What Are Merge Conflicts?
Merge conflicts occur when:
- Duplicate Session Labels: Sessions in the prearchive share labels with archived sessions.
- New DICOM Series: Sessions are sent a second time with additional series that were not included in the first transmission. We have also seen cases where the scanner only sends new series and does not resend the previously sent images.
- Inconsistent Files: Files with the same name but different data.
- Overlapping Metadata: Two sessions have the same key identifiers (e.g., session label, project ID) but differ in other metadata, such as acquisition time or subject information.
- Manual Edits: Users manually edit session attributes or attempt to upload a new session that conflicts with existing data in the archive.
Resolving Merge Conflicts:
- Rename session labels to ensure uniqueness.
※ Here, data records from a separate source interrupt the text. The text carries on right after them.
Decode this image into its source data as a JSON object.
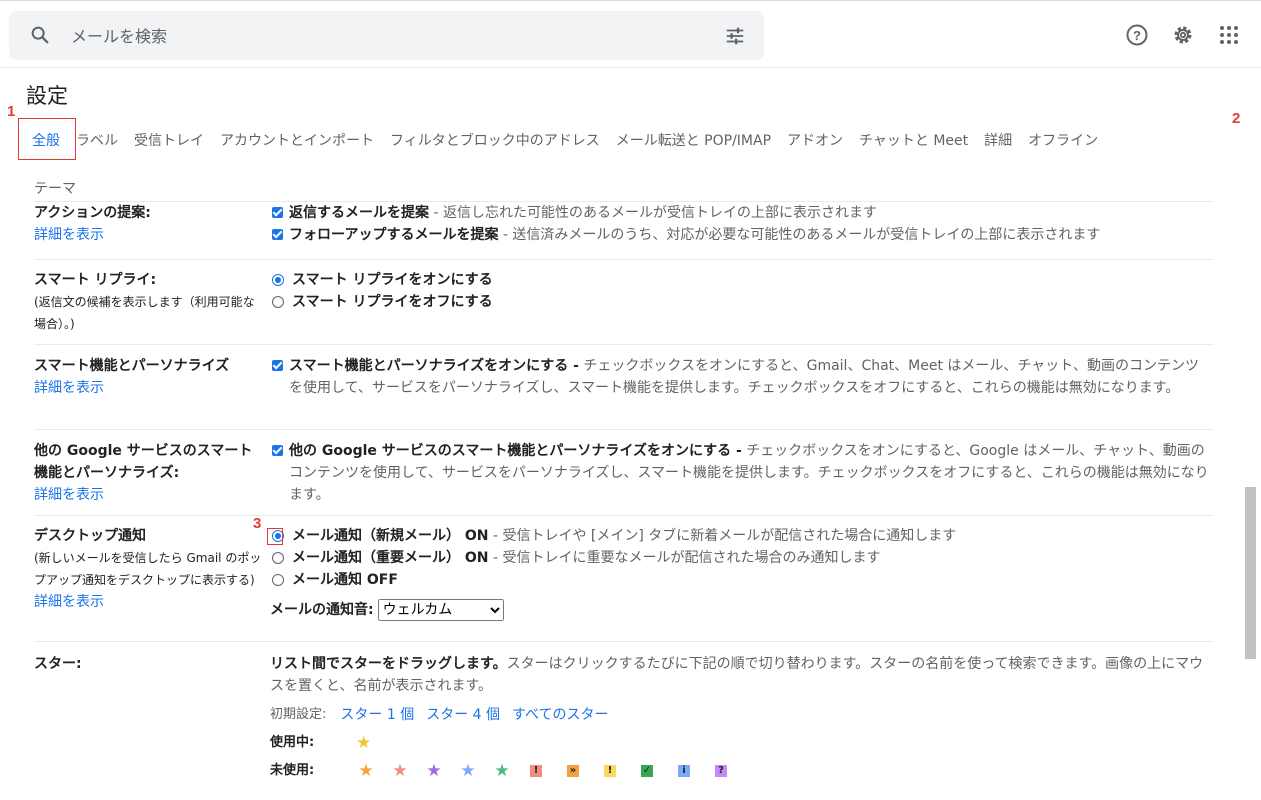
{
  "search": {
    "placeholder": "メールを検索"
  },
  "page_title": "設定",
  "tabs_row1": [
    "全般",
    "ラベル",
    "受信トレイ",
    "アカウントとインポート",
    "フィルタとブロック中のアドレス",
    "メール転送と POP/IMAP",
    "アドオン",
    "チャットと Meet",
    "詳細",
    "オフライン"
  ],
  "tabs_row2": [
    "テーマ"
  ],
  "annotations": {
    "a1": "1",
    "a2": "2",
    "a3": "3"
  },
  "details_link": "詳細を表示",
  "action_suggest": {
    "label": "アクションの提案:",
    "opt1_bold": "返信するメールを提案",
    "opt1_desc": " - 返信し忘れた可能性のあるメールが受信トレイの上部に表示されます",
    "opt2_bold": "フォローアップするメールを提案",
    "opt2_desc": " - 送信済みメールのうち、対応が必要な可能性のあるメールが受信トレイの上部に表示されます"
  },
  "smart_reply": {
    "label": "スマート リプライ:",
    "sub": "(返信文の候補を表示します（利用可能な場合）。)",
    "on": "スマート リプライをオンにする",
    "off": "スマート リプライをオフにする"
  },
  "smart_features": {
    "label": "スマート機能とパーソナライズ",
    "bold": "スマート機能とパーソナライズをオンにする -",
    "desc": " チェックボックスをオンにすると、Gmail、Chat、Meet はメール、チャット、動画のコンテンツを使用して、サービスをパーソナライズし、スマート機能を提供します。チェックボックスをオフにすると、これらの機能は無効になります。"
  },
  "google_smart": {
    "label": "他の Google サービスのスマート機能とパーソナライズ:",
    "bold": "他の Google サービスのスマート機能とパーソナライズをオンにする -",
    "desc": " チェックボックスをオンにすると、Google はメール、チャット、動画のコンテンツを使用して、サービスをパーソナライズし、スマート機能を提供します。チェックボックスをオフにすると、これらの機能は無効になります。"
  },
  "desktop": {
    "label": "デスクトップ通知",
    "sub": "(新しいメールを受信したら Gmail のポップアップ通知をデスクトップに表示する)",
    "opt1_bold": "メール通知（新規メール） ON",
    "opt1_desc": " - 受信トレイや [メイン] タブに新着メールが配信された場合に通知します",
    "opt2_bold": "メール通知（重要メール） ON",
    "opt2_desc": " - 受信トレイに重要なメールが配信された場合のみ通知します",
    "opt3_bold": "メール通知 OFF",
    "sound_label": "メールの通知音:",
    "sound_value": "ウェルカム"
  },
  "stars": {
    "label": "スター:",
    "intro_bold": "リスト間でスターをドラッグします。",
    "intro_desc": "スターはクリックするたびに下記の順で切り替わります。スターの名前を使って検索できます。画像の上にマウスを置くと、名前が表示されます。",
    "preset_label": "初期設定:",
    "preset1": "スター 1 個",
    "preset4": "スター 4 個",
    "preset_all": "すべてのスター",
    "in_use_label": "使用中:",
    "unused_label": "未使用:",
    "in_use": [
      {
        "icon": "yellow-star",
        "glyph": "★",
        "color": "#f4c430"
      }
    ],
    "unused": [
      {
        "icon": "orange-star",
        "glyph": "★",
        "color": "#f6a23c"
      },
      {
        "icon": "red-star",
        "glyph": "★",
        "color": "#f28b82"
      },
      {
        "icon": "purple-star",
        "glyph": "★",
        "color": "#a766d9"
      },
      {
        "icon": "blue-star",
        "glyph": "★",
        "color": "#7baaf7"
      },
      {
        "icon": "green-star",
        "glyph": "★",
        "color": "#4eb887"
      },
      {
        "icon": "red-bang",
        "glyph": "!",
        "color": "#f28b82"
      },
      {
        "icon": "orange-guillemet",
        "glyph": "»",
        "color": "#f6a23c"
      },
      {
        "icon": "yellow-bang",
        "glyph": "!",
        "color": "#fbd75b"
      },
      {
        "icon": "green-check",
        "glyph": "✓",
        "color": "#34a853"
      },
      {
        "icon": "blue-info",
        "glyph": "i",
        "color": "#7baaf7"
      },
      {
        "icon": "purple-question",
        "glyph": "?",
        "color": "#c58af9"
      }
    ]
  }
}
- Verify and align metadata.
- Merge or delete conflicting sessions/files as appropriate.
What Data Do I See in the Prearchive?
In the prearchive, users can view image data from all projects they have access to. Data from other investigators' projects is not visible without explicit access.
What If the CNDA Staff Places a Session in the Wrong Project?
If this happens in the prearchive, contact CNDA staff via email at [email protected] to move it to the correct project.
What If a Session Ends Up In the Wrong Project in the Archive?
If this happens in the archive, contact CNDA staff via email at [email protected] to move it to the correct project.